BAJO LA SOMBRA DE UNA MENTIRA Capítulo XII

Los rayos de sol de aquella mañana de primavera se colaban tímidos por la ventana de su habitación, acariciando levemente el rostro  blanquecino de Lucía, que perezosa se arrebujaba entre las sábanas dejando que el sol calentara su frente y su cabello, pues era lo único que asomaba en aquella cama. El resto de su cuerpo se encontraba completamente tapado, escondido y encogido como un ovillo. Se quedó así un buen rato. ¡estaba tan a gusto! Soñaba con ser una niña pequeña esperando que la mano de su madre levantara aquellas mantas y haciéndose la sorprendida la dijera un "así que estabas aquí pequeñuela". Luego sentiría sus manos recorrer su cuerpo haciéndola cosquillas y ella reiría y reiría intentando zafarse mientras la diría: "no, para ya, para ya...ja...ja...ja...ja...".

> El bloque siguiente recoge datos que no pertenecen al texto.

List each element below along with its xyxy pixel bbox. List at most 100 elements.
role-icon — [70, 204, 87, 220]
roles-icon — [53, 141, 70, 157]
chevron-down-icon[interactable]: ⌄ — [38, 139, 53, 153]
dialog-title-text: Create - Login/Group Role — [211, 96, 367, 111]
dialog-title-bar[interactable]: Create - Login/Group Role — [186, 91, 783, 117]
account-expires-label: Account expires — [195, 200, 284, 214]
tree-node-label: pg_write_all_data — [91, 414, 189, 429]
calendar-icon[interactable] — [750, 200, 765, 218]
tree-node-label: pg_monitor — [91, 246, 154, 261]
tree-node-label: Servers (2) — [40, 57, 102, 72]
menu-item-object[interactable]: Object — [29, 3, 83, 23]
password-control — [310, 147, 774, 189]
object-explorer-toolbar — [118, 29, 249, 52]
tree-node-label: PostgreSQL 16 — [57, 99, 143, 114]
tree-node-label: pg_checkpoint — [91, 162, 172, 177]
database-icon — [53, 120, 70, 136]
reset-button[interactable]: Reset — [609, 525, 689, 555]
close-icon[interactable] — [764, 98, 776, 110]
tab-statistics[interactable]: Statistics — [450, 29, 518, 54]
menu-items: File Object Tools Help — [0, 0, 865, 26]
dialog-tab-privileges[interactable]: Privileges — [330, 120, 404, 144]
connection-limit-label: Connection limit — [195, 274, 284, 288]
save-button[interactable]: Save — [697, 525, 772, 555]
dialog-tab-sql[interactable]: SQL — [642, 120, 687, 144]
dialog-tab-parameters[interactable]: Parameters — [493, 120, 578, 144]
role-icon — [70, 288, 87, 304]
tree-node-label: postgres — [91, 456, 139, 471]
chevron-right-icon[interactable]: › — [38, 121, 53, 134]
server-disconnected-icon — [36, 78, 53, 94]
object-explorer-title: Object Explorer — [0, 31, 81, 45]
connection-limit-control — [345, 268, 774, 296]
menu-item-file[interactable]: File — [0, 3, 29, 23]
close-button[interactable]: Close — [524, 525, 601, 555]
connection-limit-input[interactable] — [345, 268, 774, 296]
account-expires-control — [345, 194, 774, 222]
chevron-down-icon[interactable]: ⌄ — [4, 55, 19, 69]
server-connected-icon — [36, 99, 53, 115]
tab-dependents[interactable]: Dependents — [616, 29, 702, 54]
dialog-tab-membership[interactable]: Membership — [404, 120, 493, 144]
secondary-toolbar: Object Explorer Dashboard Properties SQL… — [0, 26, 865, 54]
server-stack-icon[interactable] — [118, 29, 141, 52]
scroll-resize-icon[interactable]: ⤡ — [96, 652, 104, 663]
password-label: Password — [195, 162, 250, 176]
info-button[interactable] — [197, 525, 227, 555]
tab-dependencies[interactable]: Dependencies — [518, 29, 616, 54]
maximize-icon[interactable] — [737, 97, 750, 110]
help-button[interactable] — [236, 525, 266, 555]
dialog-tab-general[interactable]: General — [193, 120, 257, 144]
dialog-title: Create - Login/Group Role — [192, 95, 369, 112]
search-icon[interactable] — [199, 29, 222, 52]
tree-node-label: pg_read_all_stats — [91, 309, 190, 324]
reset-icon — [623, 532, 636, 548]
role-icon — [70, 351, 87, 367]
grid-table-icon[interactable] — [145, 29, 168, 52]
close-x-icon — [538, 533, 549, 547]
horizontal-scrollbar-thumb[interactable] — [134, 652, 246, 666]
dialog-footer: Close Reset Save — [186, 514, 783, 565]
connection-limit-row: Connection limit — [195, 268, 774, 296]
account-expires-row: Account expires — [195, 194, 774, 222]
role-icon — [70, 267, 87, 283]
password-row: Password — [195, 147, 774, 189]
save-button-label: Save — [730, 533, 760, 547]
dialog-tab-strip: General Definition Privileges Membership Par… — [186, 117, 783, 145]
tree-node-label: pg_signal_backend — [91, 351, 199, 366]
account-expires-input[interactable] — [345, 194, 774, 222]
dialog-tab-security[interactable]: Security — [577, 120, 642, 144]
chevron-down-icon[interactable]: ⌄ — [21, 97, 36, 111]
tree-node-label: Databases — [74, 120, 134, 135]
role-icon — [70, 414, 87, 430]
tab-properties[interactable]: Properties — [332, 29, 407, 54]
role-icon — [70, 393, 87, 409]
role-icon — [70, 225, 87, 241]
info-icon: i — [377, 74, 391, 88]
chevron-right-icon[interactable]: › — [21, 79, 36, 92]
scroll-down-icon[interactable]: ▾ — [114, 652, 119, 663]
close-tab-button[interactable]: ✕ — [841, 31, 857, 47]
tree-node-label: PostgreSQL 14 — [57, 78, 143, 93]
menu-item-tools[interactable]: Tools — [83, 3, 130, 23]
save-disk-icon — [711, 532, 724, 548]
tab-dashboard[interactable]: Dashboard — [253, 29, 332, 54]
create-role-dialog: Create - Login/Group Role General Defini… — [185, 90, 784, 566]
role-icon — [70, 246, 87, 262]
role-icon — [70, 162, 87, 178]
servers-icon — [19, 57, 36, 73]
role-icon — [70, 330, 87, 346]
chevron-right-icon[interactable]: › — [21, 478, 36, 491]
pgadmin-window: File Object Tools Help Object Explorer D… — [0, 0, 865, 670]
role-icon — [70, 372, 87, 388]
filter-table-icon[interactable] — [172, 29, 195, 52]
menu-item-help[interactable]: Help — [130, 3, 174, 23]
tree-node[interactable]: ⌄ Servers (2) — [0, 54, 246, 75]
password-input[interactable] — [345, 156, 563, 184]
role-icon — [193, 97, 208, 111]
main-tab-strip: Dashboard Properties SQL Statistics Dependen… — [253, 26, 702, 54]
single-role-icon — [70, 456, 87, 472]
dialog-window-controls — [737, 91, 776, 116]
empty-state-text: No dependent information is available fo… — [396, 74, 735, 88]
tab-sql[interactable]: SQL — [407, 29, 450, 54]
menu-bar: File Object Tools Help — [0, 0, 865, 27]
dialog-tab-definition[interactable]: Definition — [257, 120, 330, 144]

Pero aquello sólo seguiría siendo un sueño como tantas veces, un sueño que recordaba ser su compañero desde que era niña y tuvo uso de razón. No conoció a su madre y aquello solo era fruto de su imaginación que bien la hubiera gustado que hubiera sido real. Pero sólo era una fantasía, momentos creados quizás para cerrar aquél vacío de madre que desde niña había querido llenar. Pero tenía a su abuelo. No supo ser ese calor maternal y comprensivo, pero el hombre hizo lo que pudo y ejerció de padre y de madre y de abuelo, porque supo transmitirla la sabiduría de sus años, aunque a veces se acercara a la desconfianza, no le culpaba, los palos de la vida le llevaban a veces a ello.
Estuvo así un largo rato y cuando creyó que ya era tiempo suficiente, echó las mantas hacia atrás, puso los pies sobre la madera de la habitación y se levantó. Se acercó a la ventana y abrió del todo las contraventanas interiores que la noche anterior no había cerrado. No la gustaba dormir completamente a oscuras. La gustaba ver desde la almohada el reflejo de la luna tras los cristales y a la mañana, el sol del amanecer del nuevo día. Miró y contempló la calle vacía, a pesar de las horas ya tardías, pero lo que más la gustaba era mirar al frente y recrear sus ojos en el valle y en la amplia arboleda de olmos que escoltaban el camino de aquél lado del pueblo. La ventaja que tenía de vivir al final de una de las últimas calles del pueblo era la de poder contemplar aquél bello paraje que cual postal se asomaba tras su ventana.
El largo tiempo que había estado enferma, aquella ventana había sido su compañera. Sentada en un sillón de mimbre, al pie de ella, había recreado su mirada en aquél bello lugar. Al fondo se apreciaba la ascensión del valle hacia las montañas por donde Pablillo solía llevar a pastar a las vacas, le veía bajar por las tardes, antes del crepúsculo del día, después de que pasó la época de nieves y el zagal volvió a ganarse sus cuartillos pasteando la vacada del pueblo. Aquél camino pocas veces estaba vacío largo rato, pues siempre había alguien que le transitaba para ir a por agua a la cueva. Desde tiempos remotos creían que tenía propiedades milagrosas. Ella sólo había oído la historia, eso sí, contada un montón de veces, pero todos los mayores empezaban diciendo lo mismo "contaba mi abuelo que una vez..." y Lucía pensaba que aquél viejo tuvo una vez un abuelo, la historia debía de ser bien vieja. Y aquél abuelo contaba "... que un labriego dejó una tarde, que se levantó un temporal muy fuerte de nieve a una de las vacas y su cría, que el hombre solía tener pastando en la subida del valle. El animal se puso de parto, pero dicen que no sobrevivió ni la vaca ni el jato que traía, aunque el hombre hizo lo que pudo. Todo debió de pasar cerca de la fuente de la cueva. Regresó a su casa con el resto de la vacada y a la mañana siguiente, cuentan, que la vaca y su cría aparecieron a las puertas de la cuadra de aquél pastor del pueblo. El hombre se hacía de cruces pues no entendía nada. No faltaron las comadres que pronto achacaron propiedades milagrosas a tal agua". Crédulos o no, heridas y llagas con ese agua cicatrizan mejor. Por eso Pablillo, la bajaba todos los días que podía, agua de la cueva en su cantimplora para que Lucía se restableciera.
- Seguro que está mejor, tío Matías- le decía el zagal emocionado cada vez que le vaciaba el agua de su cantimplora en el botijo que le daba el tío Matías.